Так говорит он мне, Эфраим то есть, и начинает выкладывать… Ну, что я вам скажу? В самом деле что-то необыкновенное! Во-первых, из очень хорошей семьи, сын почтенных родителей, не безродный какой-нибудь, а для меня, надо вам знать, это важнее всего, потому что и сам я не из последних. У меня в семье, как говорится, «и пятнистые, и пегие, и пестрые» — есть и простые люди, есть мастеровые, а есть и хозяева. Затем он, жених этот, большой грамотей, хорошо разбирается в мелких буковках, а это для меня и подавно великое дело — терпеть не могу невежд! Для меня невежда в тысячу раз хуже шалопая! Можете ходить без шапки, хоть головой вниз, ногами кверху, но если вы знаете толк в Раши, то вы для меня — свой человек. Таков уж Тевье. «Затем, — говорит Эфраим, — он богат, набит деньгами, разъезжает в карете на паре огневых лошадей, так что пыль столбом…» Ну что ж, думаю, это тоже не такой уж недостаток. Нежели бедняк, пускай уж лучше богач. Как сказано: «Приличествует бедность Израилю» — сам Бог бедняка не любит. Ибо если бы Бог любил бедняка, так бы бедняк бедняком не был!
— Ну, послушаем дальше!
— А дальше, — говорит Эфраим, — он хочет с вами породниться, помирает человек, сохнет. То есть не по вас, а по вашей дочери сохнет. Он хочет красивую девушку.

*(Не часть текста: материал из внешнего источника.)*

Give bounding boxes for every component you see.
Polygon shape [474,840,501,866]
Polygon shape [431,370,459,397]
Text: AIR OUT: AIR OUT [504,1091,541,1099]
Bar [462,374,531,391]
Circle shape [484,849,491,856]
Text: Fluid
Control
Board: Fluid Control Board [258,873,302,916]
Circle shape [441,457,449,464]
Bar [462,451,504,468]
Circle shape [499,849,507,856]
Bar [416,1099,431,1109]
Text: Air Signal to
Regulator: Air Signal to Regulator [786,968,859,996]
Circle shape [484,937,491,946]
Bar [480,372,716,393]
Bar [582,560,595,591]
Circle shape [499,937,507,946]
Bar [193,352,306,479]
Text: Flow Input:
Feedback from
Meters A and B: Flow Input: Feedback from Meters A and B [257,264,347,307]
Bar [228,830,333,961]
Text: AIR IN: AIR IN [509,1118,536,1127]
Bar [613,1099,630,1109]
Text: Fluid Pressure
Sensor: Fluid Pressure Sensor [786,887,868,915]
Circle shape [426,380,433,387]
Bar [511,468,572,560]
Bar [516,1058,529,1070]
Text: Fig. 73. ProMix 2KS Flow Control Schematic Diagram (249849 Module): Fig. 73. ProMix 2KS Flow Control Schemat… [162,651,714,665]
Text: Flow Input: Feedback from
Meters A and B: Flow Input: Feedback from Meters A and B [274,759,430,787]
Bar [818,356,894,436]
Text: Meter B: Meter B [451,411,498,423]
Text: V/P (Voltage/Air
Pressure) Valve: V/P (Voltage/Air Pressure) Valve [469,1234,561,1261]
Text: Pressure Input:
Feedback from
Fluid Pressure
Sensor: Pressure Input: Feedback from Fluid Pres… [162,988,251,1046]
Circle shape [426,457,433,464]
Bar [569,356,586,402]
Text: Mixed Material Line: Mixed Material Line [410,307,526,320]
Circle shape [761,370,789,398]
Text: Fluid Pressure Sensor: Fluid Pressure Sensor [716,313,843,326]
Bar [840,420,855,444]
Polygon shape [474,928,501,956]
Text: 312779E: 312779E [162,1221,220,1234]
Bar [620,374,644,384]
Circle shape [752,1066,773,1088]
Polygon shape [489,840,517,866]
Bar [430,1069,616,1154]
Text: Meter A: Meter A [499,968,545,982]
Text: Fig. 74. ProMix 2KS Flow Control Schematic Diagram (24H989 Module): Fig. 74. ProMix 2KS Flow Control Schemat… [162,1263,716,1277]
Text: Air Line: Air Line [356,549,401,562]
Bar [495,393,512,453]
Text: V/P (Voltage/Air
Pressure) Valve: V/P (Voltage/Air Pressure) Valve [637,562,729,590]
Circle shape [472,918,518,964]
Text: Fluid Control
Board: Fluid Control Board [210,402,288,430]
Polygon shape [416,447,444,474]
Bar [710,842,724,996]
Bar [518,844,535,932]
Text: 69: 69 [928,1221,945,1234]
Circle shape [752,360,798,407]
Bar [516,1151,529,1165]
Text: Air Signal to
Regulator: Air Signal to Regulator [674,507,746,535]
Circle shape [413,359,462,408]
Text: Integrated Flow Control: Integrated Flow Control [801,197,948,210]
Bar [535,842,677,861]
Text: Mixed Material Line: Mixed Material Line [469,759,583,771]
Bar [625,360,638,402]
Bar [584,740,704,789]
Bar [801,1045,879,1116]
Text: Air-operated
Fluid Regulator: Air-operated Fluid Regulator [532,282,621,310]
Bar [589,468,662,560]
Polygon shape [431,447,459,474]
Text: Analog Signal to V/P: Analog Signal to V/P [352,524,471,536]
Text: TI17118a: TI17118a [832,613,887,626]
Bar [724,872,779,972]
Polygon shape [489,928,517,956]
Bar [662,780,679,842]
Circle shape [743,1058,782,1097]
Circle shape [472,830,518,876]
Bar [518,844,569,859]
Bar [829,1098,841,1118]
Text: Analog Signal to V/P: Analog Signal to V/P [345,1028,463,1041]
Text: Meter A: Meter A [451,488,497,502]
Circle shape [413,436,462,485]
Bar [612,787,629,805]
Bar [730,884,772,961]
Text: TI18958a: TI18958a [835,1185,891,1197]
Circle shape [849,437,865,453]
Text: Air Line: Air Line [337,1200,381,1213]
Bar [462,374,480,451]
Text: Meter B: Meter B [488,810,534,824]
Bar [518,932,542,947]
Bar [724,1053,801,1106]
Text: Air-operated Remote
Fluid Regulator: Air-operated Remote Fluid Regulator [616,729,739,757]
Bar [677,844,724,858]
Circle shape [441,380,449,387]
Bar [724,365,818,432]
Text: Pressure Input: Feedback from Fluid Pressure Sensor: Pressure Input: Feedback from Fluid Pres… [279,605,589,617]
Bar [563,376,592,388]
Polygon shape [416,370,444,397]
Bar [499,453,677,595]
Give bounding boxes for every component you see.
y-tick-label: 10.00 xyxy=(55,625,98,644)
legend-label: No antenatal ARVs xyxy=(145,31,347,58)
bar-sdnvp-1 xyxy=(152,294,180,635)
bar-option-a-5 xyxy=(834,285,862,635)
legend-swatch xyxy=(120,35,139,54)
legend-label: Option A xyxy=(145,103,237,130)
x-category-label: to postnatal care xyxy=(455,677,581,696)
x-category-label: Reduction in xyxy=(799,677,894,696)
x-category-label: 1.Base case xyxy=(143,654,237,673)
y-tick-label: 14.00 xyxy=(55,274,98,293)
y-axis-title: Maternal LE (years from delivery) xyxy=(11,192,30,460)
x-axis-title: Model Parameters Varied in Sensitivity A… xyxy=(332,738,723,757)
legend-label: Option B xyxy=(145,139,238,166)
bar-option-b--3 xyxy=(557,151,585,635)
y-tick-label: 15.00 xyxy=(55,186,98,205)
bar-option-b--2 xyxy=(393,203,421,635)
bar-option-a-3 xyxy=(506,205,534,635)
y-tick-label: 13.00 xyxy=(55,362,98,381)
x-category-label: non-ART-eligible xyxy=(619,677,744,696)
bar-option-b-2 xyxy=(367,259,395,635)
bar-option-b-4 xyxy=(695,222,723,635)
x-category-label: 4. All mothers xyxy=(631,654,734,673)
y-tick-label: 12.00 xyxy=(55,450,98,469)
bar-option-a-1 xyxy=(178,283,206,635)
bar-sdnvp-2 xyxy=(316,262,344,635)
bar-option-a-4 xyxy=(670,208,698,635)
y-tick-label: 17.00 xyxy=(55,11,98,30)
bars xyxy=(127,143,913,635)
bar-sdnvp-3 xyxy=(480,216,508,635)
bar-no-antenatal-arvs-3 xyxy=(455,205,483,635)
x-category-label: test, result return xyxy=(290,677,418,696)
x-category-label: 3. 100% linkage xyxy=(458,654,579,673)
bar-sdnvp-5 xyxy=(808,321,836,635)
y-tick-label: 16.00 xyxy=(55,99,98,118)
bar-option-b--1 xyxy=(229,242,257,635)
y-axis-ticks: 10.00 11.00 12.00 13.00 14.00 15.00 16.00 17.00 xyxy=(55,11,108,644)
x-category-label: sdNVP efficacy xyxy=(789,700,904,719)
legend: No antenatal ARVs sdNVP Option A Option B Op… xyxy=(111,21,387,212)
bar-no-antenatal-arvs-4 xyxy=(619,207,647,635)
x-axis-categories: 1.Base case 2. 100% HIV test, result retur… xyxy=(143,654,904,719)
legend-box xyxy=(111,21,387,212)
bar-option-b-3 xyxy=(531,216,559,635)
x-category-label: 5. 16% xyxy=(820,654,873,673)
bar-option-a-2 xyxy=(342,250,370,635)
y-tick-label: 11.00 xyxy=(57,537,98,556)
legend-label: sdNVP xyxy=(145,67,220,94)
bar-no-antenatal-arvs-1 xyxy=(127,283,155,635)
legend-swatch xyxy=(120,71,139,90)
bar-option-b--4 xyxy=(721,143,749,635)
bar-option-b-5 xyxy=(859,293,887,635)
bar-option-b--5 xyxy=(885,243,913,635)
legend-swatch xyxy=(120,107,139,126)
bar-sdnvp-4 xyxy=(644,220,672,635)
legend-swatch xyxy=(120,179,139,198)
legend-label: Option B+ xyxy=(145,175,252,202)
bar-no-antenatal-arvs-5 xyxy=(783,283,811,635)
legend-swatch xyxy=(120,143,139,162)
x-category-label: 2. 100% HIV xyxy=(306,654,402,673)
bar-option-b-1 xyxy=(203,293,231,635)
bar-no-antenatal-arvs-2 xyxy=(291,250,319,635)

— Вот как? — отвечаю. — Пусть сохнет! Кто же он такой, ваше сокровище? Холостяк? Вдовец? Разведенный? Черт, дьявол?
— Холостяк! — отвечает. — Холостяк. Правда, в летах, но холостяк.
— Как же его святое имя?
Не хочет сказать, хоть режь его.
— Привезите ее в Бойберик, тогда скажу!
— Что значит, — говорю, — я ее привозить буду? Приводят лошадь на ярмарку или корову на продажу…
Словом, сват, сами знаете, и стенку уломать может. И порешили мы, что, даст Бог, на будущей неделе я ее привезу в Бойберик. И светлые, сладостные мечты приходят мне в голову: представляю себе мою Годл разъезжающей в карете на паре горячих коней. И весь мир завидует… Не столько роскошному выезду, сколько тому, что я благодаря дочери-богачке творю добрые дела, помогаю нуждающимся, даю взаймы — кому четвертной, кому полсотни, а кому и все сто… Ведь и у другого, говорите вы, душа — не мочалка…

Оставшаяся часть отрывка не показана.